The assortativity coefficient describes the tendency for a node to connect with another node with the same characteristics. In this context, that characteristic is political identity. If the coefficient is 0, a node with political identity L has the same amount of L and R connections on average. If the coefficient is greater than 0, a node with identity L has more L connections on average. With this in mind, we can you this coefficient as a measure for polarization. 

For each value of $\gamma$, there are 30 networks generated and the average, along with the confidence interval at the $p = 95\%$ confidence level is plotted.

We expect that as the news sources diverge, i.e., $\gamma \rightarrow -1$, the assorativity will rise. This experiment is done for both the random and the scale-free network.

First we load the generated networks:

In [None]:
all_random_networks = read_and_load_networks(num_runs=30, num_nodes=200, update_fraction=0.1, average_degree=8, 
                                             starting_distribution=0.5, correlations=correlations, whichtype='random')
all_scalefree_networks = read_and_load_networks(num_runs=30, num_nodes=200, update_fraction=0.1, average_degree=8, 
                                                starting_distribution=0.5, correlations=correlations, whichtype='scale_free')

Using these generated networks, we calculate the assortativity coefficient for both network types and plot the results:

In [None]:
run_assortativity_experiment(all_random_networks, 'random', 30, False, True)
run_assortativity_experiment(all_scalefree_networks, 'scale_free', 30, False, True)

The plots show that the assortativity coeffienct rises as the news sources diverge, which is in line with our expectations.

To determine if there is significant difference between the assortativity of both networks, we do a Welch T-test with the following null hypothesis:

$H_0$: There is no difference between the assortativity coefficient of the random and scale-free network.
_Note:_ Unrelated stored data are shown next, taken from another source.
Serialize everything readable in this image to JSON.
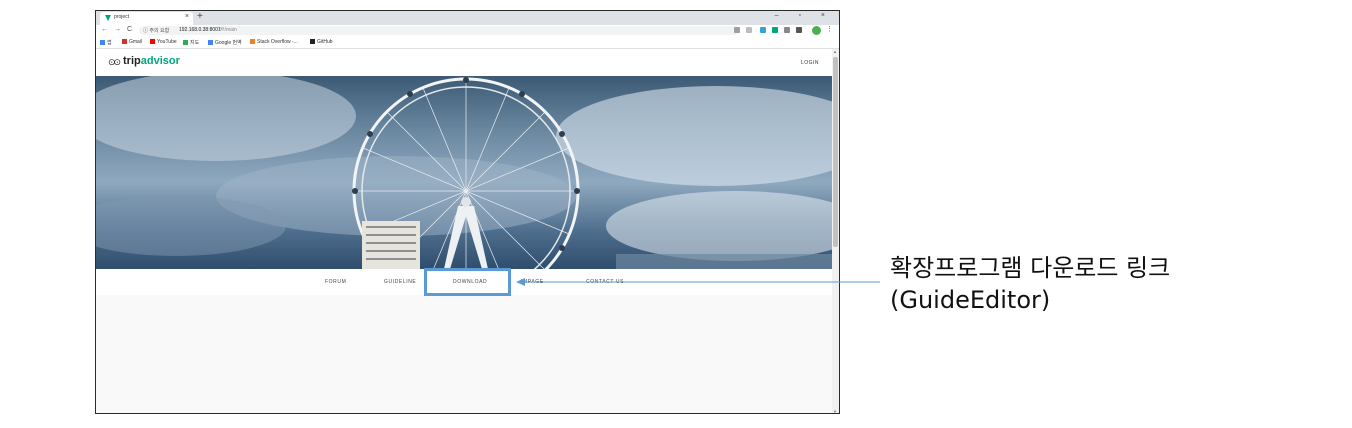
{
  "browser": {
    "tab_title": "project",
    "tab_close": "×",
    "new_tab": "+",
    "window_controls": "– ▫ ×",
    "nav": {
      "back": "←",
      "forward": "→",
      "reload": "C"
    },
    "security_label": "ⓘ 주의 요함",
    "url_host": "192.168.0.38:8001",
    "url_path": "/#!/main",
    "bookmarks": [
      {
        "label": "앱",
        "icon": "apps-icon",
        "color": "#4285f4"
      },
      {
        "label": "Gmail",
        "icon": "gmail-icon",
        "color": "#d93025"
      },
      {
        "label": "YouTube",
        "icon": "youtube-icon",
        "color": "#ff0000"
      },
      {
        "label": "지도",
        "icon": "maps-icon",
        "color": "#34a853"
      },
      {
        "label": "Google 번역",
        "icon": "translate-icon",
        "color": "#4285f4"
      },
      {
        "label": "Stack Overflow -...",
        "icon": "stackoverflow-icon",
        "color": "#f48024"
      },
      {
        "label": "GitHub",
        "icon": "github-icon",
        "color": "#222222"
      }
    ]
  },
  "site": {
    "logo_prefix": "trip",
    "logo_suffix": "advisor",
    "login": "LOGIN",
    "nav_items": [
      "FORUM",
      "GUIDELINE",
      "DOWNLOAD",
      "IMPAGE",
      "CONTACT US"
    ]
  },
  "annotation": {
    "line1": "확장프로그램 다운로드 링크",
    "line2": "(GuideEditor)",
    "color": "#5b9bd5"
  }
}
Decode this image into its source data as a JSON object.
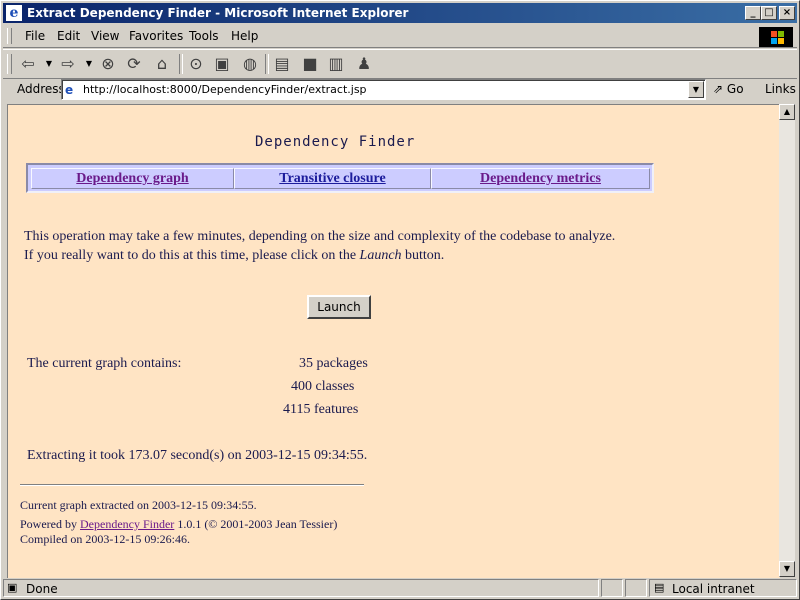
{
  "window": {
    "title": "Extract Dependency Finder - Microsoft Internet Explorer",
    "controls": {
      "minimize": "_",
      "maximize": "□",
      "close": "×"
    }
  },
  "menu": {
    "items": [
      {
        "label": "File"
      },
      {
        "label": "Edit"
      },
      {
        "label": "View"
      },
      {
        "label": "Favorites"
      },
      {
        "label": "Tools"
      },
      {
        "label": "Help"
      }
    ]
  },
  "toolbar": {
    "buttons": [
      "back-icon",
      "forward-icon",
      "stop-icon",
      "refresh-icon",
      "home-icon",
      "search-icon",
      "favorites-icon",
      "history-icon",
      "print-icon",
      "edit-icon",
      "discuss-icon",
      "messenger-icon"
    ]
  },
  "address": {
    "label": "Address",
    "url": "http://localhost:8000/DependencyFinder/extract.jsp",
    "go": "Go",
    "links": "Links"
  },
  "page": {
    "title": "Dependency Finder",
    "nav": [
      {
        "label": "Dependency graph"
      },
      {
        "label": "Transitive closure"
      },
      {
        "label": "Dependency metrics"
      }
    ],
    "message_line1": "This operation may take a few minutes, depending on the size and complexity of the codebase to analyze.",
    "message_line2_pre": "If you really want to do this at this time, please click on the",
    "message_line2_em": "Launch",
    "message_line2_post": "button.",
    "launch_button": "Launch",
    "graph_label": "The current graph contains:",
    "packages": "35 packages",
    "classes": "400 classes",
    "features": "4115 features",
    "extract_time": "Extracting it took 173.07 second(s) on 2003-12-15 09:34:55.",
    "footer": {
      "extracted": "Current graph extracted on 2003-12-15 09:34:55.",
      "powered_pre": "Powered by",
      "powered_link": "Dependency Finder",
      "powered_post": "1.0.1 (© 2001-2003 Jean Tessier)",
      "compiled": "Compiled on 2003-12-15 09:26:46."
    }
  },
  "status": {
    "text": "Done",
    "zone": "Local intranet"
  },
  "colors": {
    "page_background": "#ffe4c4",
    "nav_background": "#ccccff",
    "link": "#1c1c9c",
    "visited_link": "#6a1a8a",
    "title_bar": "#0a246a"
  }
}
By comparing the two networks at all the values for $\gamma$, we find the following:

In [None]:
assortativity_significance(False)

This indicates that for news correlations above 0 there is no difference between the random and scale-free network. For correlations below 0 there is a statistically significant difference between the network types. There is thus less polarization in the scale-free network.

# Net Change in Social Ties

For this experiment, we compare the initial network and the final network and determine if social ties (connections between nodes) are lost/gained depending on the political identity. Again, for each value of $\gamma$, 30 networks are used and the average and confidence intervals are calculated. 

We expect that as the news sources diverge, i.e., $\gamma \rightarrow -1$, nodes will gain social ties with nodes of the same ideology and lose nodes of the opposing ideology. 

Since the same networks are used, we can run the experiment immediately:

In [None]:
run_social_ties_experiment(all_random_networks, 'random', 30, False)
run_social_ties_experiment(all_scalefree_networks, 'scale_free', 30, False)

We find that as the news sources diverge, nodes, on average, will gain social ties with nodes of the same ideology and lose nodes with an opposing ideology. This effect decreases as the news becomes more correlated. The difference between the random and the scale-free network is easily visible. The scale-free network has lower average values, meaning that there is less polarization.